Historically, since 2002, more than three of every four at-large bids go to a team in one of the six power conferences. This means that, out of 36 at-large bids, on average 27 will go to teams in the power six, leaving 9 for, well, everyone else. By "everyone else" I include some fairly tough conferences like the Atlantic 10, the American, and the Mountain West.
I bring this up because over the past four years this disparity is only increasing. Since 2014, when "just" 72% went to the big six, the percentage has not gone below 81%. In 2017 it was 89% and this year 86%. So out of 72 at-large bids handed out over the last two years, only 9 went to teams outside of the big six.
First, realignment and other defections gutted some of the stronger mid major conferences. Conference USA lost four programs to the Big East in the mid '00s, and we've seen teams move up from the Colonial, Horizon and Missouri Valley. As the power conferences grew, they took some of the best teams from the stronger mid major schools.
Also, the very criteria the committee must use to choose teams clearly puts mid majors at a disadvantage. They want to see a strong schedule and wins against good teams. Yet they tell the power schools the same thing, so the power schools schedule against each other (for the most part) and the mids are usually left with scraps. St. Mary's is a great example. Their only really strong opponent, in or out of conference, was Gonzaga. I don't know if this was by design or not. Some schools do deliberately schedule lighter, but doing so at St. Mary's level will get you an NIT bid unless you just about win out.
I'd argue that the new quadrant system (which definitely has its merits) helps to create a feedback loop that helps the weaker-link teams in the stronger conferences. Baylor and Oklahoma State, Syracuse and Louisville and Notre Dame all played in the two strongest conferences. Granted, only 'Cuse got in from that group. But they all got large shares of "Quadrant 1" or "Quadrant 1 and 2" games, which put them solidly in front of teams like St. Mary's and MTSU (and nearly helped them knock St. Bonaventure out as well!).
The Atlantic 10 still pretty reliably gets 2-3 at-large bids, as does the American. The Mountain West has its moments, but even that conference only had one at-large bid over the last three years. Conferences do have down times, both mids and majors. The Pac 12 got just one at-large twice in three years in the early part of this decade.

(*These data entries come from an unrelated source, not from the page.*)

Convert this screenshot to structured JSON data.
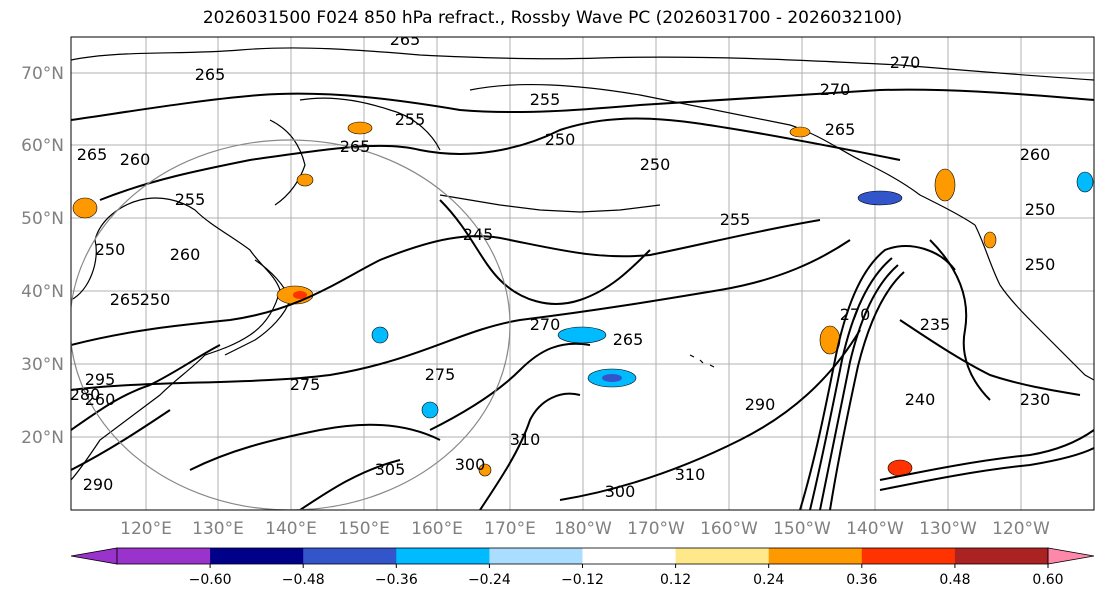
{
  "title": "2026031500 F024 850 hPa refract., Rossby Wave PC (2026031700 - 2026032100)",
  "lat_labels": [
    "70°N",
    "60°N",
    "50°N",
    "40°N",
    "30°N",
    "20°N"
  ],
  "lon_labels": [
    "120°E",
    "130°E",
    "140°E",
    "150°E",
    "160°E",
    "170°E",
    "180°W",
    "170°W",
    "160°W",
    "150°W",
    "140°W",
    "130°W",
    "120°W"
  ],
  "colorbar": {
    "colors": [
      "#9933cc",
      "#000088",
      "#3355cc",
      "#00bbff",
      "#aaddff",
      "#ffffff",
      "#ffe88a",
      "#ff9900",
      "#ff3300",
      "#aa2222",
      "#ff88aa"
    ],
    "ticks": [
      "−0.60",
      "−0.48",
      "−0.36",
      "−0.24",
      "−0.12",
      "0.12",
      "0.24",
      "0.36",
      "0.48",
      "0.60"
    ]
  },
  "contour_labels": [
    "265",
    "265",
    "260",
    "265",
    "255",
    "255",
    "265",
    "250",
    "250",
    "245",
    "255",
    "260",
    "265",
    "270",
    "270",
    "265",
    "270",
    "275",
    "275",
    "250",
    "250",
    "260",
    "300",
    "310",
    "290",
    "280",
    "305",
    "300",
    "310",
    "255",
    "260",
    "250",
    "265",
    "270",
    "235",
    "240",
    "230",
    "250",
    "295",
    "290"
  ]
}
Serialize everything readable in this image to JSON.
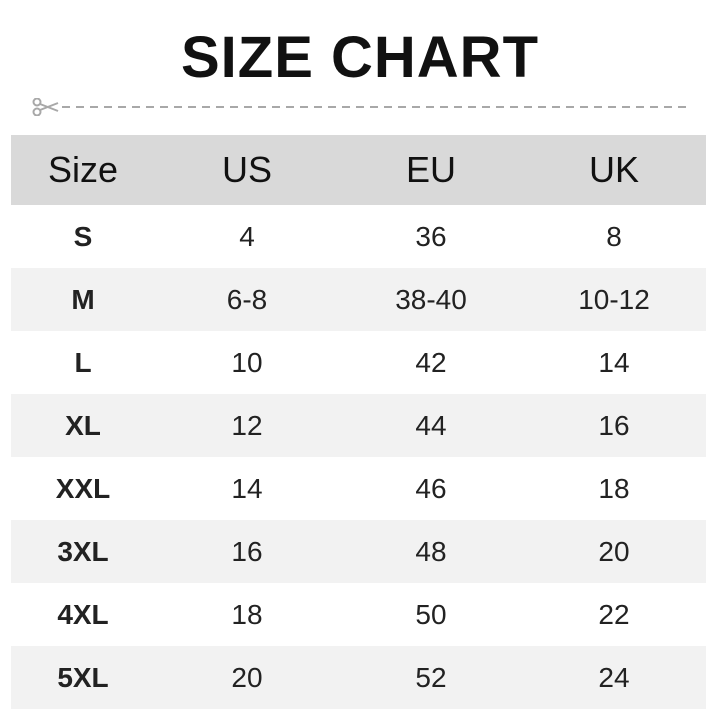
{
  "title": "SIZE CHART",
  "icons": {
    "cut": "scissors-icon"
  },
  "colors": {
    "header_bg": "#d9d9d9",
    "alt_row_bg": "#f2f2f2",
    "cut_line": "#a8a8a8"
  },
  "table": {
    "headers": [
      "Size",
      "US",
      "EU",
      "UK"
    ],
    "rows": [
      [
        "S",
        "4",
        "36",
        "8"
      ],
      [
        "M",
        "6-8",
        "38-40",
        "10-12"
      ],
      [
        "L",
        "10",
        "42",
        "14"
      ],
      [
        "XL",
        "12",
        "44",
        "16"
      ],
      [
        "XXL",
        "14",
        "46",
        "18"
      ],
      [
        "3XL",
        "16",
        "48",
        "20"
      ],
      [
        "4XL",
        "18",
        "50",
        "22"
      ],
      [
        "5XL",
        "20",
        "52",
        "24"
      ]
    ]
  }
}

But some are vanishing from the at-large discussion all together. Conference USA couldn't get one despite Middle Tennessee's great season. The WAC hasn't received one since 2010, the Horizon since 2009, and the Colonial since 2011. We're getting to the point where the A-10 and the American will get a couple and maybe the MW or WCC can snag one, but nobody else is even in the discussion. Monmouth had back to back great seasons in the MAAC and even had a couple of quality wins in there, but didn't get a sniff for a bid.
Can anything be done? Maybe the question should be "SHOULD" anything be done. Teams that play tough schedules either in or out of conference (or both) should be rewarded. But how do you reward a team that does that and goes 4-9 against those teams, vs a team that didn't (or couldn't) but won 27 games against the teams it DID play? I realize that ten years ago we had a run where over a three year period just 16 out of 102 at-large bids went outside the power six... so this has happened before and we've seen it bounce back.
But you also don't want this to be the Power Six Invitational, with a handful of power 7 and 8 teams plus a bunch of low-level AQ's, either. Do you? Because we're headed in that direction. Before 2010, 10 different conferences got at least one at-large bid at some point. Since 2014 that's down to 5... and over the last three years, only three non-power conferences received at-large bids each season: the American and A-10 all three years, and the MW, MVC and WCC taking turns. Meanwhile, 30+ schools from the big six are getting the rest of the at-larges. More than half of all power six schools have received either an AQ or at-large bid in each of the past three years. Not that it wasn't pretty close to that before.
Let's take a look at the non-AQ teams in the NIT. There were 21 non-AQ teams. Of whom 6 were outside the power six conferences. A little more than 25% . Two Conference USA and WCC, and one each from the MW and American. So 15 of 21 of these guys are from power conferences. Or in the NIT + NCAA, 46 out of 57 possible at-large berths were given to six power conferences, and combined only 12 out of 32 conferences (including the big 6) received at-large bids. This is what an expanded tournament would look like... maybe also with a few more AQ's for the little guys, which looks great until you see that they have to step on each other to earn the right to play those 1 and 2 seeds.
Should we care? Maybe it's silly to quibble about, what, four or five bids. Maybe we should want to see the best teams from the best conferences go head to head. And the revenue generated is mostly because of those teams at the top, I'm sure. But this is a thing. If you're a mid-major fan, increasingly you know that your team has to win its conference tournament or it's not dancing. The "middle class" that used to comprise maybe 12 or so conferences that occasionally got an at-large has shrunk to 2 or 3. The stronger schools have defected to bolster the shrinking middle or expanding upper class, and the lower class of about 22 or so conferences seems to have no hope of being anything more than a one-bid league. Yes, there's always been several that will always be just that... but there's no reason to expand that club any more than we have to.